The battle for privacy over personal data took an important step forward last week with the EU’s approval of the General Data Protection Regulation. The new law dramatically changes how organizations approach protecting customer data. Not only does it give citizens in the EU better control over when their personal information is collected and how it will be used, but it also includes significant financial penalties if companies fail to protect their collected data. These penalties can sum up to 4% of a corporation’s annual revenue, a “stick” that will definitely get the attention of senior management teams.
While it applies only to EU citizen data, all companies that operate in the EU must comply with these regulations, truly creating a global impact.
This new regulation will require material changes in how and where organizations store customer data, and more importantly how they grant access to that data to employees, contractors and business partners. The law also mandates that organizations report any data breach involving customer data in less than 72 hours requiring existing security models to evolve from focusing on preventing data breaches at the network layer to detecting and remediating events in real-time.
The passage of GDPR has important implications for enterprise identity governance programs. Now is the time to get your identity house in order before the enforcement and penalty phases of the law take force. Organizations can take proactive steps to stay ahead by focusing on a few key identity governance priorities:
- First, develop a complete picture of where customer data required to be protected under GDPR exists within your organization. It may be in structured systems such as applications or databases, or it may reside in files located on file systems, collaboration portals (such as SharePoint) or even in cloud storage systems (such as Box or GoogleDrive).
- Second, understand who should have access to customer data and reconcile with it with who does.
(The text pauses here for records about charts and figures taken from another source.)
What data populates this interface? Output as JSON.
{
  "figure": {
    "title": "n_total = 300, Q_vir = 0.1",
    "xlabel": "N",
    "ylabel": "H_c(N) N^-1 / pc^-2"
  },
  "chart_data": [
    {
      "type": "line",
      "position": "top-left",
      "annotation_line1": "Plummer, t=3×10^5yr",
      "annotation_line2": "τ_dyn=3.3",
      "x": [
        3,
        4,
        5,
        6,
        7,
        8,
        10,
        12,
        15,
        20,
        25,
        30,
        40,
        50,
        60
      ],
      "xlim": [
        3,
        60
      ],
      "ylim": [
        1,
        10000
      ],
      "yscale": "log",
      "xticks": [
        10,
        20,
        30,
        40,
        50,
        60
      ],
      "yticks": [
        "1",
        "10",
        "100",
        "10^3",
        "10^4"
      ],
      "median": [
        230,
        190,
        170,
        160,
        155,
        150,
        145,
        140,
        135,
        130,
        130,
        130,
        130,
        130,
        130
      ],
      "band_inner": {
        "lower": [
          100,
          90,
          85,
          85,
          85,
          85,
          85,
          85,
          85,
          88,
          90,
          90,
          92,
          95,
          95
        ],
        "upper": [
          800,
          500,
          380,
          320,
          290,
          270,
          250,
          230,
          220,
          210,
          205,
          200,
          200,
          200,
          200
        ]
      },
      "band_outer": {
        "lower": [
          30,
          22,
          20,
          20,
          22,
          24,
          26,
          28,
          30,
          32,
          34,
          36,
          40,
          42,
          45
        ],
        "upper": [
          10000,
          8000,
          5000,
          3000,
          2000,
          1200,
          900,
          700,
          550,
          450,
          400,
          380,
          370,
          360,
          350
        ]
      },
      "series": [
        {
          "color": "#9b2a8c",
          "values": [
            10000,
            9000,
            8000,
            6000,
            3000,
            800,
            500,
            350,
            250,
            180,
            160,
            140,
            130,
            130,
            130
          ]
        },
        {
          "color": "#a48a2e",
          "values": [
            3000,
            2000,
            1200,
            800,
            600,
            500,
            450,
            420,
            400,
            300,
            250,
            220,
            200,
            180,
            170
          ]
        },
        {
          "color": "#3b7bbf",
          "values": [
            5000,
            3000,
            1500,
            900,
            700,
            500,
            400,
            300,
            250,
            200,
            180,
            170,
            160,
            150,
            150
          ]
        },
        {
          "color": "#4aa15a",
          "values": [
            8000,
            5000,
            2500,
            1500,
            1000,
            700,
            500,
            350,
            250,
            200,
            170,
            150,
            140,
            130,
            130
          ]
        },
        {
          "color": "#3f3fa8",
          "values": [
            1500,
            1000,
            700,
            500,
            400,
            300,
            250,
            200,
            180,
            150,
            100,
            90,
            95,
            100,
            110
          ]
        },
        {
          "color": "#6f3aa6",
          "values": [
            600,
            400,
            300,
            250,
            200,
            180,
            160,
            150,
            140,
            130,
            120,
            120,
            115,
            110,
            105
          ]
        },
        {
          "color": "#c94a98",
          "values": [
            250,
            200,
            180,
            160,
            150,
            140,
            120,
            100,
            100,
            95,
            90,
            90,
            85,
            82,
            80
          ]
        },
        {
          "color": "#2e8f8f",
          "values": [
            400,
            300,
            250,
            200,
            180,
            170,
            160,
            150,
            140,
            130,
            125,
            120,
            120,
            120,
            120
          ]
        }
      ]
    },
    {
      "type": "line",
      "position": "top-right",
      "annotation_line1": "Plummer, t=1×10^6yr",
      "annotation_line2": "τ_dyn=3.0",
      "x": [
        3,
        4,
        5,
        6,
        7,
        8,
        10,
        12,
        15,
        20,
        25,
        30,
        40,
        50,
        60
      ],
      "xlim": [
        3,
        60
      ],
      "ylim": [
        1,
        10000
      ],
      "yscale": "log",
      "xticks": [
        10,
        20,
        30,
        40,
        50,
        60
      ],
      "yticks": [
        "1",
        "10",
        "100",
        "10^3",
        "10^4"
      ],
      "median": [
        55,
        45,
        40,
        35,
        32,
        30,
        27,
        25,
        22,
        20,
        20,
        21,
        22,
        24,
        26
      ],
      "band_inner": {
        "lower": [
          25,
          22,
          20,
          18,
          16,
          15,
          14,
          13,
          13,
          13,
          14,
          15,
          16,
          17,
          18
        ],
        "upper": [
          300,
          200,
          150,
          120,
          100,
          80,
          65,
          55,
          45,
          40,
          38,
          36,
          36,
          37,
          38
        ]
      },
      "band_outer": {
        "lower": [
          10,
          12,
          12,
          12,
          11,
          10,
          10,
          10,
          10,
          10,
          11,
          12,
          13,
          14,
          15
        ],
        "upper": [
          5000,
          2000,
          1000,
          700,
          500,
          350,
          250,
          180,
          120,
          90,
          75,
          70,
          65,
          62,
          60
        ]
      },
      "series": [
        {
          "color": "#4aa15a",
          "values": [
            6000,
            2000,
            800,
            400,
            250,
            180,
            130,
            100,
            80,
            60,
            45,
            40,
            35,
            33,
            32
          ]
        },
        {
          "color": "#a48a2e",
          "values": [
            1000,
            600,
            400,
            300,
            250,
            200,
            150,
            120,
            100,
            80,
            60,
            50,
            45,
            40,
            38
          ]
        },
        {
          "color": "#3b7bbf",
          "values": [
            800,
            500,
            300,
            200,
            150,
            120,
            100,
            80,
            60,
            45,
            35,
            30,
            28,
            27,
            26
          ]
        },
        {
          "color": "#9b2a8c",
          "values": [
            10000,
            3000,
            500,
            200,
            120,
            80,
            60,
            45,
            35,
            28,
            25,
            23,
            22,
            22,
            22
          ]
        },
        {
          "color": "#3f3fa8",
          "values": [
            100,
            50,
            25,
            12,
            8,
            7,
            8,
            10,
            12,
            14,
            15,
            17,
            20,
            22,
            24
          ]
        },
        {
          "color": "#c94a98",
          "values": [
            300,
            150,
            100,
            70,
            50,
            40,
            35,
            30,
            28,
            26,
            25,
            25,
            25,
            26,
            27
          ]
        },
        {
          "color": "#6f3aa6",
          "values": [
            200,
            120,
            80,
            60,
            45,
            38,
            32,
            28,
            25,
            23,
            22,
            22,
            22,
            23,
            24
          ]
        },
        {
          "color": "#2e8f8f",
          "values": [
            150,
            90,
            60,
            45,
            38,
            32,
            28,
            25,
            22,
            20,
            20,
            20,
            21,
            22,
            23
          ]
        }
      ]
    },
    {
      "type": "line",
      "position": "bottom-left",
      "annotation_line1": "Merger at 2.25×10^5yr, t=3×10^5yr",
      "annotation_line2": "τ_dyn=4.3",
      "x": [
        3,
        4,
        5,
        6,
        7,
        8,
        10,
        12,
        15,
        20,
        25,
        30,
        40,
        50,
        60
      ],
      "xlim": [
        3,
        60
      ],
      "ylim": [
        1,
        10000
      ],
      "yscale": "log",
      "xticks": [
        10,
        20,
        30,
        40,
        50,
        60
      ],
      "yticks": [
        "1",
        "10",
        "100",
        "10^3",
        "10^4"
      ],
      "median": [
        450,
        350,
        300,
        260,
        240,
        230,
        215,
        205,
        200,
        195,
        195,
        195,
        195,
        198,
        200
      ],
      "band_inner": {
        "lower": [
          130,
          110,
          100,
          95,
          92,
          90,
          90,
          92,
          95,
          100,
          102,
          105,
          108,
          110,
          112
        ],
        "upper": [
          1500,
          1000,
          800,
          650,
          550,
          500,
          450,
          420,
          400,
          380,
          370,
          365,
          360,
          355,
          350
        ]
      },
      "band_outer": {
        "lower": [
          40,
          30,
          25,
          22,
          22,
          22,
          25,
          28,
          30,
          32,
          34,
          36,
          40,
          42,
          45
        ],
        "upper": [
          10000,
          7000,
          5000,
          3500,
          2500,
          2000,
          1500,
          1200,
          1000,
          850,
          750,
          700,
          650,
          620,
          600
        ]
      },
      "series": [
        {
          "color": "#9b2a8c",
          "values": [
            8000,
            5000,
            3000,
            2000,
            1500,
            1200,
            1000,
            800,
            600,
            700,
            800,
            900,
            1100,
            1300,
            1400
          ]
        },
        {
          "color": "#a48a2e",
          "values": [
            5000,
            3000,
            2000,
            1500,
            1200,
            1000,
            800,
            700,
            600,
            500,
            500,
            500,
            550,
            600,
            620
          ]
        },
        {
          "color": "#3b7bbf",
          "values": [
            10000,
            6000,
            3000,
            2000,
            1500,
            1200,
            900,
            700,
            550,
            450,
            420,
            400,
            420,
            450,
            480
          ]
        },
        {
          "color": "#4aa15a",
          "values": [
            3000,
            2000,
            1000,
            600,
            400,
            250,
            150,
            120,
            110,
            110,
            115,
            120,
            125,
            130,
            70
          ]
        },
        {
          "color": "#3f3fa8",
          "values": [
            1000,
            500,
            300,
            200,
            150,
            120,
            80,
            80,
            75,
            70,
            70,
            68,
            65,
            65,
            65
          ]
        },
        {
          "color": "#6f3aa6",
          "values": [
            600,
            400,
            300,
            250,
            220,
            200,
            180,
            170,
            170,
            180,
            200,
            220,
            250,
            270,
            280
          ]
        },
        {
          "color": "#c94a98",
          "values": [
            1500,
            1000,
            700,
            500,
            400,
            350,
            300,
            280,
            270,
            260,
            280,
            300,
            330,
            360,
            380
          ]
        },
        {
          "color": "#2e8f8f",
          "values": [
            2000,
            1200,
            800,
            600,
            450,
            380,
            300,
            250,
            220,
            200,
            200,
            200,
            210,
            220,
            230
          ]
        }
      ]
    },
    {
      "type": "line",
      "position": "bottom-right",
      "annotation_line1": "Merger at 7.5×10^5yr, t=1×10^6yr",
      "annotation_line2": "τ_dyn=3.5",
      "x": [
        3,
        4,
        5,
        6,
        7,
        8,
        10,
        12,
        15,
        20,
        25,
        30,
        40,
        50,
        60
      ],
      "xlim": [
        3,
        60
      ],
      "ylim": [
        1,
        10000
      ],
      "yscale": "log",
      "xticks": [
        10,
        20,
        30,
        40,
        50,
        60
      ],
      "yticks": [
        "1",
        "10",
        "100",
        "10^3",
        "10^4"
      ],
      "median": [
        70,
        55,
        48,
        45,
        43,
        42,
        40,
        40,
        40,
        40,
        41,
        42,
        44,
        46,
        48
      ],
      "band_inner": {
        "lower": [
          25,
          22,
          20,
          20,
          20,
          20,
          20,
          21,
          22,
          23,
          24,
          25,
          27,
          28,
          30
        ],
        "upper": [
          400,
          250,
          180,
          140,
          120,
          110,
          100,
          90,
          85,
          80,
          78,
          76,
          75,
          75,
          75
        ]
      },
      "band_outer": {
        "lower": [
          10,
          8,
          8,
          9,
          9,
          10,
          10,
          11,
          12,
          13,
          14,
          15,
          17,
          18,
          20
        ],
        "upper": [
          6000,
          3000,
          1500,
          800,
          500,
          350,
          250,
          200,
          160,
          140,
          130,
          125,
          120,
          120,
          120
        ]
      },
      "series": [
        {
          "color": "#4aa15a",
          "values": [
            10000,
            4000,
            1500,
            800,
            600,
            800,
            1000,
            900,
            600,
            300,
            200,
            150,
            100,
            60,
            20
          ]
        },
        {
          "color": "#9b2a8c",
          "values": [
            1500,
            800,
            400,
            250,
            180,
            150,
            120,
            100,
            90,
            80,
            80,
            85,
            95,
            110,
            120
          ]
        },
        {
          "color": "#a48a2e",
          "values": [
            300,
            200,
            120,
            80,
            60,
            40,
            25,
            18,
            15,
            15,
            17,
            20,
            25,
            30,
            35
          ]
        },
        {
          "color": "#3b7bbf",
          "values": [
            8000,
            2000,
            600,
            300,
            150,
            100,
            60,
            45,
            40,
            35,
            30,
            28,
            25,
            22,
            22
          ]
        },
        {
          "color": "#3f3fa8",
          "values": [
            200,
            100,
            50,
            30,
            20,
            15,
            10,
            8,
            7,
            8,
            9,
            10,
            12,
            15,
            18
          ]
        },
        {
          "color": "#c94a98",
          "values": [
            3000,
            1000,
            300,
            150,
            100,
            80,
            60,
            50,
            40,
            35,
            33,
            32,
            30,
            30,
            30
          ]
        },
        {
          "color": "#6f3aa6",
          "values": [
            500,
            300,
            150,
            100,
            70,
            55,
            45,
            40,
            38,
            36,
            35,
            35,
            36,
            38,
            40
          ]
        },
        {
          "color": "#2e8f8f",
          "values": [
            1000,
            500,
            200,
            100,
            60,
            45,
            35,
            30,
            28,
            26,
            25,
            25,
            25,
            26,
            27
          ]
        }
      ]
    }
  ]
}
This should be an ongoing process, not a one-time event. Make sure to include all applications and file storage platforms where you are actively keeping customer data.
- Finally, design identity governance controls to protect access to GDPR-related data as users join, leave or move to different roles within the organization.
At first, you may feel overwhelmed by the requirements of GDPR, especially considering the financial ramifications of non-compliance. However, leveraging identity governance at the core of your security strategy to protect access to customer data in your organization can go a long way towards mitigating the risk of a data breach and the resulting penalties that may incur.